The 2006 Century Media Records ressue of "Heavy as a Really Heavy Thing" includes a 12-page booklet with extended liner notes by Townsend where he recalls the troubles he had getting a record contract. I found one anekdote particularly entertaining. After Townsend had spend a lot of time recording and sending demos and going to business dinners with Roadrunner Records, his project was rejected by the label. He promtly responded by sending Monte Conner from Roadrunner Records a package full of rocks and a picture of his asshole. Townsend had originally promised Monte Conner that the project he had been working sounded like Type O Negative (who were one of the most successful contemporary artists on the label). The picture of Townsend´s asshole is of course a reference to Peter Steele from Type O Negative flashing his asshole on the original cover artwork for the "The Origin of the Feces" live album. A reference Monte Conner must have picked up immedately. That is some great dark humour in my book. Fully displaying the madman genius of Townsend.
Stylistically it´s pretty hard to explain how the music sounds, but hard edged thrashy/groove thrashy chugging riffing, loads of samples, effects, and sounds, and some often manic sounding vocals are some of the ingredients on this album. The trademark Townsend wall of sound production is very present already on this early discography album. Headphones is a good idea if you want to experience this album and get the most out of it.

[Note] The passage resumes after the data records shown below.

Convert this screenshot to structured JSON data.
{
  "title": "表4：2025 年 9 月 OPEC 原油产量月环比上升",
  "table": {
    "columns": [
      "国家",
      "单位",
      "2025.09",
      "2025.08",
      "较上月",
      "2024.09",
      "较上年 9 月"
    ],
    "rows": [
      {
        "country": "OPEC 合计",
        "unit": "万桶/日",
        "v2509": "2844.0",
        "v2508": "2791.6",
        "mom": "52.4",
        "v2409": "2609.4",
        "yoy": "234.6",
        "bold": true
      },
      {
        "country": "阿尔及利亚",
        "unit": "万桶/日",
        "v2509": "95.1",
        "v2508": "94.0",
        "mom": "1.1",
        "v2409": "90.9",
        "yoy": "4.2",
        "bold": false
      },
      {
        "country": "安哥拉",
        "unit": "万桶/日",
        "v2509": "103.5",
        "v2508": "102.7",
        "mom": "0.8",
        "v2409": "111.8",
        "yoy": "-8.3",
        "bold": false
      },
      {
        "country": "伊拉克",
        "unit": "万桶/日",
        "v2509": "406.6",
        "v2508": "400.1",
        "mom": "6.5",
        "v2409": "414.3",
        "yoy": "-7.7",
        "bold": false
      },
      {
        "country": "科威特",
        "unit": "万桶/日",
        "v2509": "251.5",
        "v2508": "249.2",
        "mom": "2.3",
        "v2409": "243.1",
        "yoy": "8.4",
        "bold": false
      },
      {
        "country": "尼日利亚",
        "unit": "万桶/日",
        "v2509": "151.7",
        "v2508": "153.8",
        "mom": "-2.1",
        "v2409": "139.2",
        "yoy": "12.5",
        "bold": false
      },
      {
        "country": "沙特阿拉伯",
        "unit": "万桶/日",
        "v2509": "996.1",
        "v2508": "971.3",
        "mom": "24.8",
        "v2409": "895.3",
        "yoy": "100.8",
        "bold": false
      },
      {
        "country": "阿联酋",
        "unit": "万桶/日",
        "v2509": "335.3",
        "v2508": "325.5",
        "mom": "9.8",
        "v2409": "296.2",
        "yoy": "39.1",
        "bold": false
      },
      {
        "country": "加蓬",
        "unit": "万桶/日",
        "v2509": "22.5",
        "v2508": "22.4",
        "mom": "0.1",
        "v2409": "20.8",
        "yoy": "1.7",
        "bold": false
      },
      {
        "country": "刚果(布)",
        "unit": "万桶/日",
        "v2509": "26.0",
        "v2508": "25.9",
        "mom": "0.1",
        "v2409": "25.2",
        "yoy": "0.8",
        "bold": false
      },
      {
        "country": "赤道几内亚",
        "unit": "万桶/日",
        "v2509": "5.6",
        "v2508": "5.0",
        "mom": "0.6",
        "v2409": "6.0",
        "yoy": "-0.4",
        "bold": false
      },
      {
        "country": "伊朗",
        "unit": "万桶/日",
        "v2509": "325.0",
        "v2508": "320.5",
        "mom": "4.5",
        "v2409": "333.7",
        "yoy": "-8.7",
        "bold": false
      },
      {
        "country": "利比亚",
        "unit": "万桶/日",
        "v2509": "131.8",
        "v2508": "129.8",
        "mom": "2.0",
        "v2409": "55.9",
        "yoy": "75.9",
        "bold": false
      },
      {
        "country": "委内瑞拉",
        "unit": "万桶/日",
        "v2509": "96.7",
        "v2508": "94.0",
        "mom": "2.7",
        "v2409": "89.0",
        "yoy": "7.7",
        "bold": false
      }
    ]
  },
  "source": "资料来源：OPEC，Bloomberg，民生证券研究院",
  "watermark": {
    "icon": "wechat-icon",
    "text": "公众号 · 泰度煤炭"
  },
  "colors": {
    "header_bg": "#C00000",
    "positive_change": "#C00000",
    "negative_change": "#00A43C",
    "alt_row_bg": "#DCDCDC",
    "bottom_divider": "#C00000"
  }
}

The tracks feature so many different layers of guitars, synths, effects, vocals, and samples, that as a listener it often feels like you´re being sonically assaulted and your ears are abused. In that respect "Heavy as a Really Heavy Thing" isn´t the most dynamic release out there. But it´s by no means a one-dimensional release either, and Townsend often surprise the listener with for example a melodic part or something else which breaks the furiously energetic and intense core sound of the album.
The quality of the material is a bit up and down and sometimes the tracks sound a bit too much like experiments/sketches of songs and not enough like fully realised compositions. On the other hand those are some very interesting experiments and that counts for something too. The two tracks which open the album titled "S.Y.L." and "In the Rainy Season" are probably the songs on the album which remind me the most of later material by the band. The former is an absolutely brilliant track. The 2006 Century Media reissue of the album includes 4 bonus tracks and the video clip for "S.Y.L.". None of the bonus tracks add much value to the album if you ask me. The cover of the Judas priest song "Exciter" is not among Strapping Young Lad´s finest moments that´s for sure.

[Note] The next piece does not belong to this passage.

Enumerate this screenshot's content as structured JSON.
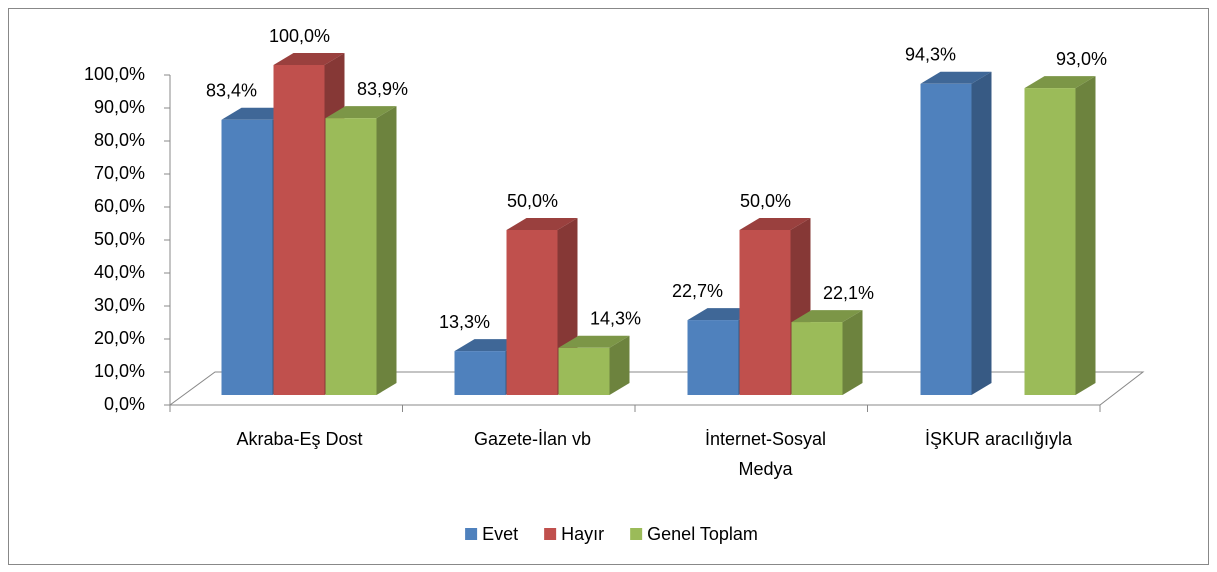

"Heavy as a Really Heavy Thing" walks the fine line between madness and genius, crazy noise and brilliant compositions. It´s a very difficult album and it won´t please everyone. All of Strapping Young Lad´s albums have a distinct direction and unique sound, but "Heavy as a Really Heavy Thing" is probably the one which stands out the most, because it´s vastly different from the rest. For better and worse. A 3 - 3.5 star (65%) rating is warranted.